Im Blickpunkt der März-Auktion: Ein Hinterglasbild aus dem Almanach “Der Blaue Reiter”

Hinter einem kleinen, auf den ersten Blick fast unscheinbar wirkenden Rußbild „Pietà“ (Maria Taferl) aus dem Angebot der Frühjahrsauktion verbirgt sich ein kunstgeschichtliches Schwergewicht: Mit großer Wahrscheinlichkeit handelt es sich dabei um eine jener Volkskunstarbeiten, die Franz Marc, August Macke, Gabriele Münter und Wassily Kandinsky für ihren Almanach “Der Blaue Reiter” auswählten, der die Kunstrezeption des 20. Jahrhunderts profund veränderte.

Faszinierende Volkskunst

Bis auf ein winziges Detail in der Mundpartie Mariens und den fehlenden Faltenwurf des Mantels gleicht das Hinterglasbild exakt der Abbildung der bahnbrechenden, 1912 in vier Ausgaben erschienenen Publikation. Da das vorliegende Bild restauriert wurde, ist mehr als plausibel, dass es sich dabei tatsächlich um die über viele Jahrzehnte verschollen geglaubte Volkskunst-Arbeit handelt, die die vier Künstler bei der Zusammenstellung des Bebilderungsprogramms für den Almanach nachdrücklich faszinierte.

Prominenteste Hinterglasarbeit im Almanach

Denn sie ist unter den insgesamt elf volkstümlichen Spiegel- und Hinterglasbildern, die Eingang in die finale Auswahl fanden, nicht nur eines der lediglich drei Bilder, denen eine ganze Buchseite gewidmet ist. Auch ihre Position innerhalb des Almanachs ist mehr als prominent: Platziert im Aufsatz „Das Verhältnis zum Text“ von Arnold Schönberg gegenüber einer auf einer halb mit Text gefüllten Seite mit der Abbildung einer Schnitzerei von den Marquesas-Inseln aus dem Ethnographischen Museum in München leitet das Rußbild jene Sequenz ein, die die „Blaue Reiter“-Spezialistin Annegret Hoberg als „spektakulärste aller ohnehin frappierenden Gegenüberstellungen“ von Kunstwerken in dem gesamten Almanach bezeichnet: das Nebeneinander von Robert Delaunays „Tour Eiffel“ und El Grecos „St. Johannes“.

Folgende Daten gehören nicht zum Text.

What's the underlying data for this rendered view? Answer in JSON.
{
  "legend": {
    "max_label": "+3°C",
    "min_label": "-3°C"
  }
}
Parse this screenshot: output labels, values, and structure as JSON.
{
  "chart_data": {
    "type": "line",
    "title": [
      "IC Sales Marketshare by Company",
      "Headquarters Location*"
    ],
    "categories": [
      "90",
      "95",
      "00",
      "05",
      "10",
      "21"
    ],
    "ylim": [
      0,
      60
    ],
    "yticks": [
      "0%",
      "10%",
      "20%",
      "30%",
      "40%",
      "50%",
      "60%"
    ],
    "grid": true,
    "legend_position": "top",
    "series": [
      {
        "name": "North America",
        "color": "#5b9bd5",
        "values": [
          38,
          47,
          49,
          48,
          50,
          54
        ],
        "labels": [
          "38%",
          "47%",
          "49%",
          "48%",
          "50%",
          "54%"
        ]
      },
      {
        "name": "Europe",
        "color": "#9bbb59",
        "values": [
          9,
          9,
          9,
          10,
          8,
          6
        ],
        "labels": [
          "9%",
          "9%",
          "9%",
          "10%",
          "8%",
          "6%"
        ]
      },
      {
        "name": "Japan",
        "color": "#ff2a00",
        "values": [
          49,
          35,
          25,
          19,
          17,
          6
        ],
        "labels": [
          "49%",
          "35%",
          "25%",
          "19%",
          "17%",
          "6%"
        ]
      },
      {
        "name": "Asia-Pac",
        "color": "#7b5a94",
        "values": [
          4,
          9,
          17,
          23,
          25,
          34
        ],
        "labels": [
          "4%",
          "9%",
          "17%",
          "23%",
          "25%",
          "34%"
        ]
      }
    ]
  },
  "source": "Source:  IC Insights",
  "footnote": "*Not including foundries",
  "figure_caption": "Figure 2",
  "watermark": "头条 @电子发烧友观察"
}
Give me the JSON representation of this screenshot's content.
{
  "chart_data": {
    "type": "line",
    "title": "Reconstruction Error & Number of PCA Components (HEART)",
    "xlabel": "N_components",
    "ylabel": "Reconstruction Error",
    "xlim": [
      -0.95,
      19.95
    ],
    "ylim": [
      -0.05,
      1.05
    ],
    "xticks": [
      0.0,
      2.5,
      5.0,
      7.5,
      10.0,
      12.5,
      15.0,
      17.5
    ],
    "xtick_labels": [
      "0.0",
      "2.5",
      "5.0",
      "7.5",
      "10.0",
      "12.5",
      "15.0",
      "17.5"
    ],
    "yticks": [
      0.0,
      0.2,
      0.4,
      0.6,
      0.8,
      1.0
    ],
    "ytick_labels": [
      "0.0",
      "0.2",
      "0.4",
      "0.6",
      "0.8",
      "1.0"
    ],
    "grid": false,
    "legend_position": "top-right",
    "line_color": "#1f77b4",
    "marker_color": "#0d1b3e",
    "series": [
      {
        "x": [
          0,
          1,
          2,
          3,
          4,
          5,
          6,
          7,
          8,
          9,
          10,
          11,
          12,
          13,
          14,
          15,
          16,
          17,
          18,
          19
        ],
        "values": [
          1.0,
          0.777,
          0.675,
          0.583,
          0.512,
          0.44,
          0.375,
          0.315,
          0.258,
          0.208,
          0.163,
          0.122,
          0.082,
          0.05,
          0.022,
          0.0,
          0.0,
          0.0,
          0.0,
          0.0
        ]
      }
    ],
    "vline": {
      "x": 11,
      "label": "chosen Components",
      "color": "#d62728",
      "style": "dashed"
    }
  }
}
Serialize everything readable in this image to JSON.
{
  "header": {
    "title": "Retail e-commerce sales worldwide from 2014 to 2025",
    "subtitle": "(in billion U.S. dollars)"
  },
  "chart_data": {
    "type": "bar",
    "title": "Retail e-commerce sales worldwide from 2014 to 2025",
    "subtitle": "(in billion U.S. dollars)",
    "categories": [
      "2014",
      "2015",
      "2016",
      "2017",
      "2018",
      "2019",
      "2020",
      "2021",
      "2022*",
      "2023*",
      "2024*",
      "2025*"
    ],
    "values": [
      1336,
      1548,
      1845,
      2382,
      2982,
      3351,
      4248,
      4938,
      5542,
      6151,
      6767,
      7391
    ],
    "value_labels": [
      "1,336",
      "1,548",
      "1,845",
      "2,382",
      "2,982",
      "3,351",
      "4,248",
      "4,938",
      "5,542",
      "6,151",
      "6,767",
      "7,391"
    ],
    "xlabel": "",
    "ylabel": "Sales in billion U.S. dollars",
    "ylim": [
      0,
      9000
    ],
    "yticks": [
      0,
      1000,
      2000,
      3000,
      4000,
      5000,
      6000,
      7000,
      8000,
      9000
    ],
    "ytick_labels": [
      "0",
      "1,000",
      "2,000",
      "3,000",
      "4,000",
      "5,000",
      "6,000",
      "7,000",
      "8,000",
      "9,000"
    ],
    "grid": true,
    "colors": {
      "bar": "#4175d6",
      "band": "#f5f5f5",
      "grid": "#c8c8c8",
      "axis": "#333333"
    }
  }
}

Kraftvoller optischer Dreiklang

Betrachtet man den Eindruck, den das Blättern durch die Folge aller drei ganzseitigen Abbildungen erzeugt, so entsteht ein überaus kraftvoller Dreiklang, der eine Essenz dessen bildet, was die Künstler mit der Bebilderung des Almanachs eindringlich darlegen wollten: „Die Auswahl der gezeigten Bilder folgt dem Leitgedanken, dass Formfragen für die eigentliche künstlerische Qualität eines Kunstwerks äußerlich sind“, schreibt Hoberg im Begleitband zur 2009 erschienenen Reedition der „Museumsauflage“ des Almanachs. „Dieser Pluralismus, die Variationsbreite der Form, etwa von naiv-gegenständlich wie bei Kinderzeichnungen oder populären Hinterglasbildern bis hin zu fast gänzlich abstrakt wie bei Kandinskys ,Komposition V‘ zeichnet auch die Offenheit der Redakteure (Marc und Kandinsky) gegenüber den akuellsten Produktionen ihrer Kollegen aus, die sie in den Almanach einbezogen.“

Teil einer Revolution

Zur Gesamtwirkung dieses Bildkanons resümiert Hoberg: „Kein gemeinsamer Formenkanon, sondern das geistige Prinzip, oder die ,mystisch-innerliche Konstruktion‘ bildet im Kunstwerk das verbindende Moment, das den Almanach mit seinem komplizierten Geflecht von Texten und Bildern vielstimmig durchziehen soll. Durch diesen offenen Stilbegriff, der – oft unter Berufung auf ,primitive‘ Kunst – nur ,das Echte‘ und ,innerlich Notwendige‘ gelten lassen will, werden sämtliche traditionelle Formgesetze auf noch radikalere, weil grundsätzlichere Weise als von den bisherigen Avantgarden über Bord geworfen.“ Das vorliegende, auf 800 Euro taxierte Hinterglasbild fungiert als wichtiger Teil dieser Schrift gewordenen künstlerischen Revolution.